Desde su rol de entrenador, remarca valores que van más allá del resultado. “Lo principal es que disfruten del deporte. El club es un espacio de formación, de amistad y de contención, y eso es fundamental en los tiempos en los que vivimos”, enfatiza.

Sobre el hockey del interior, reconoce las dificultades actuales, aunque resalta su importancia. “Quizás quedó un poco atrás en comparación con las grandes ciudades, pero sigue siendo un gran semillero y cada vez más observado por los seleccionados”, confiesa.

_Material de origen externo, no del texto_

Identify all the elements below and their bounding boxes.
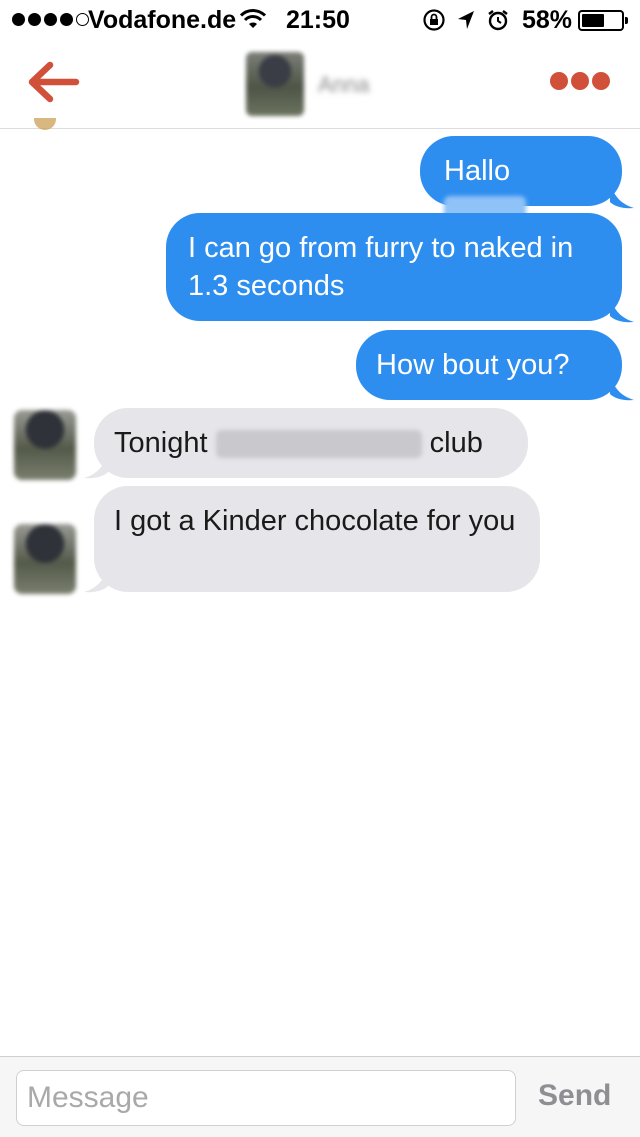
bubble-tail	[84, 450, 108, 479]
battery-level-fill	[582, 14, 605, 27]
message-text: club	[429, 427, 483, 459]
signal-dot	[28, 13, 41, 26]
more-options-button[interactable]	[550, 72, 610, 90]
bubble-tail	[610, 294, 634, 323]
bubble-tail	[610, 180, 634, 209]
status-bar: Vodafone.de 21:50 58%	[0, 0, 640, 40]
battery-nub	[625, 17, 628, 24]
message-text: I can go from furry to naked in 1.3 seco…	[188, 232, 574, 302]
carrier-name: Vodafone.de	[88, 6, 237, 34]
arrow-left-icon	[28, 61, 80, 103]
alarm-clock-icon	[486, 8, 510, 37]
more-dot	[550, 72, 568, 90]
message-outgoing[interactable]: How bout you?	[356, 330, 622, 400]
message-incoming[interactable]: Tonight club	[94, 408, 528, 478]
message-incoming[interactable]: I got a Kinder chocolate for you	[94, 486, 540, 592]
contact-name[interactable]: Anna	[318, 72, 369, 98]
contact-avatar[interactable]	[14, 410, 76, 480]
battery-percent: 58%	[522, 6, 573, 34]
message-input[interactable]	[16, 1070, 516, 1126]
more-dot	[571, 72, 589, 90]
location-arrow-icon	[456, 9, 476, 36]
rotation-lock-icon	[422, 8, 446, 37]
bubble-tail	[610, 372, 634, 401]
signal-dot	[44, 13, 57, 26]
back-button[interactable]	[26, 60, 82, 104]
message-text: How bout you?	[376, 349, 570, 381]
contact-avatar[interactable]	[246, 52, 304, 116]
message-outgoing[interactable]: Hallo	[420, 136, 622, 225]
signal-dot	[12, 13, 25, 26]
status-clock: 21:50	[286, 6, 350, 34]
message-text: Tonight	[114, 427, 208, 459]
message-composer: Send	[0, 1056, 640, 1137]
contact-avatar[interactable]	[14, 524, 76, 594]
signal-strength-icon	[12, 13, 89, 26]
message-text: Hallo	[444, 155, 511, 187]
message-outgoing[interactable]: I can go from furry to naked in 1.3 seco…	[166, 213, 622, 321]
signal-dot	[60, 13, 73, 26]
status-icons	[422, 8, 510, 37]
bubble-tail	[84, 564, 108, 593]
more-dot	[592, 72, 610, 90]
chat-header: Anna	[0, 40, 640, 129]
battery-icon	[578, 10, 628, 31]
redacted-place	[215, 430, 422, 459]
wifi-icon	[239, 8, 267, 35]
message-text: I got a Kinder chocolate for you	[114, 505, 516, 537]
send-button[interactable]: Send	[538, 1079, 611, 1113]
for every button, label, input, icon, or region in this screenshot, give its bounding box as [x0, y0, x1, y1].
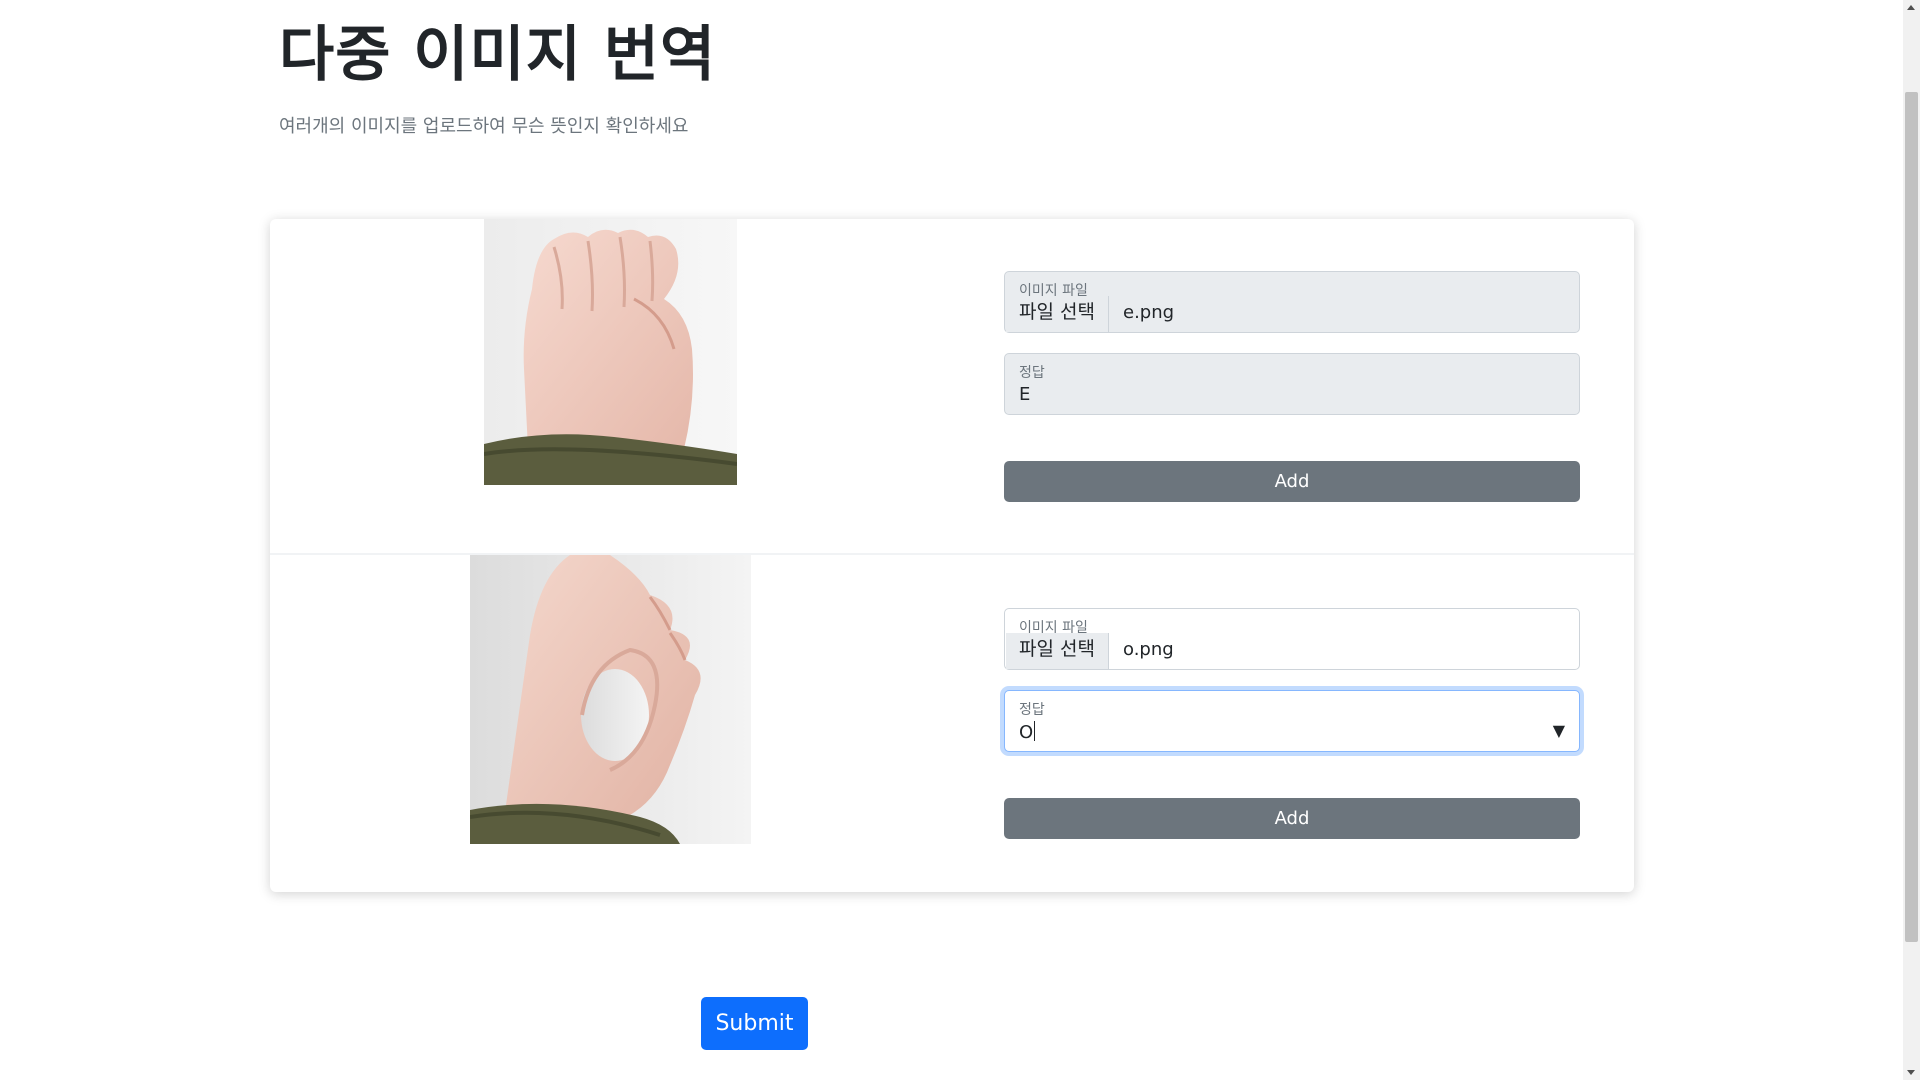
answer-value: O — [1019, 722, 1034, 743]
page-title: 다중 이미지 번역 — [279, 20, 717, 90]
image-file-field-2[interactable]: 이미지 파일 파일 선택 o.png — [1004, 608, 1580, 670]
choose-file-button[interactable]: 파일 선택 — [1006, 633, 1109, 669]
answer-value-wrap: O — [1019, 721, 1036, 743]
answer-select-2[interactable]: 정답 O ▼ — [1004, 690, 1580, 752]
scroll-down-icon[interactable] — [1907, 1070, 1915, 1075]
page: 다중 이미지 번역 여러개의 이미지를 업로드하여 무슨 뜻인지 확인하세요 이… — [0, 0, 1920, 1080]
scroll-up-icon[interactable] — [1907, 5, 1915, 10]
hand-sign-e-image — [484, 219, 737, 485]
answer-label: 정답 — [1019, 365, 1045, 381]
hand-sign-o-image — [470, 555, 751, 844]
hand-o-sign-icon — [470, 555, 751, 844]
page-scrollbar[interactable] — [1903, 0, 1920, 1080]
answer-field-1[interactable]: 정답 E — [1004, 353, 1580, 415]
text-cursor — [1034, 721, 1036, 741]
file-name: e.png — [1123, 302, 1175, 323]
image-file-field-1[interactable]: 이미지 파일 파일 선택 e.png — [1004, 271, 1580, 333]
answer-value: E — [1019, 384, 1031, 405]
file-name: o.png — [1123, 639, 1174, 660]
submit-button[interactable]: Submit — [701, 997, 808, 1050]
dropdown-arrow-icon[interactable]: ▼ — [1553, 721, 1565, 740]
answer-label: 정답 — [1019, 702, 1045, 718]
hand-fist-icon — [484, 219, 737, 485]
add-button-2[interactable]: Add — [1004, 798, 1580, 839]
page-subtitle: 여러개의 이미지를 업로드하여 무슨 뜻인지 확인하세요 — [279, 116, 689, 137]
add-button-1[interactable]: Add — [1004, 461, 1580, 502]
choose-file-button[interactable]: 파일 선택 — [1006, 296, 1109, 332]
scroll-thumb[interactable] — [1905, 92, 1918, 942]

A quienes recién comienzan, Romiti les deja un mensaje claro. “Les digo que busquen ser protagonistas, que pregunten, que trabajen mucho la cabeza. Hoy la mentalidad es clave si se quiere llegar a niveles altos”, aconseja.

De cara al futuro, sin embargo, elige vivir el presente. “Como jugador, disfruto el momento, y el día que me canse lo dejaré. Como entrenador, quiero seguir capacitándome, creciendo y sumando herramientas para que las jugadoras y el club puedan llegar a los grandes niveles del hockey nacional”, concluye.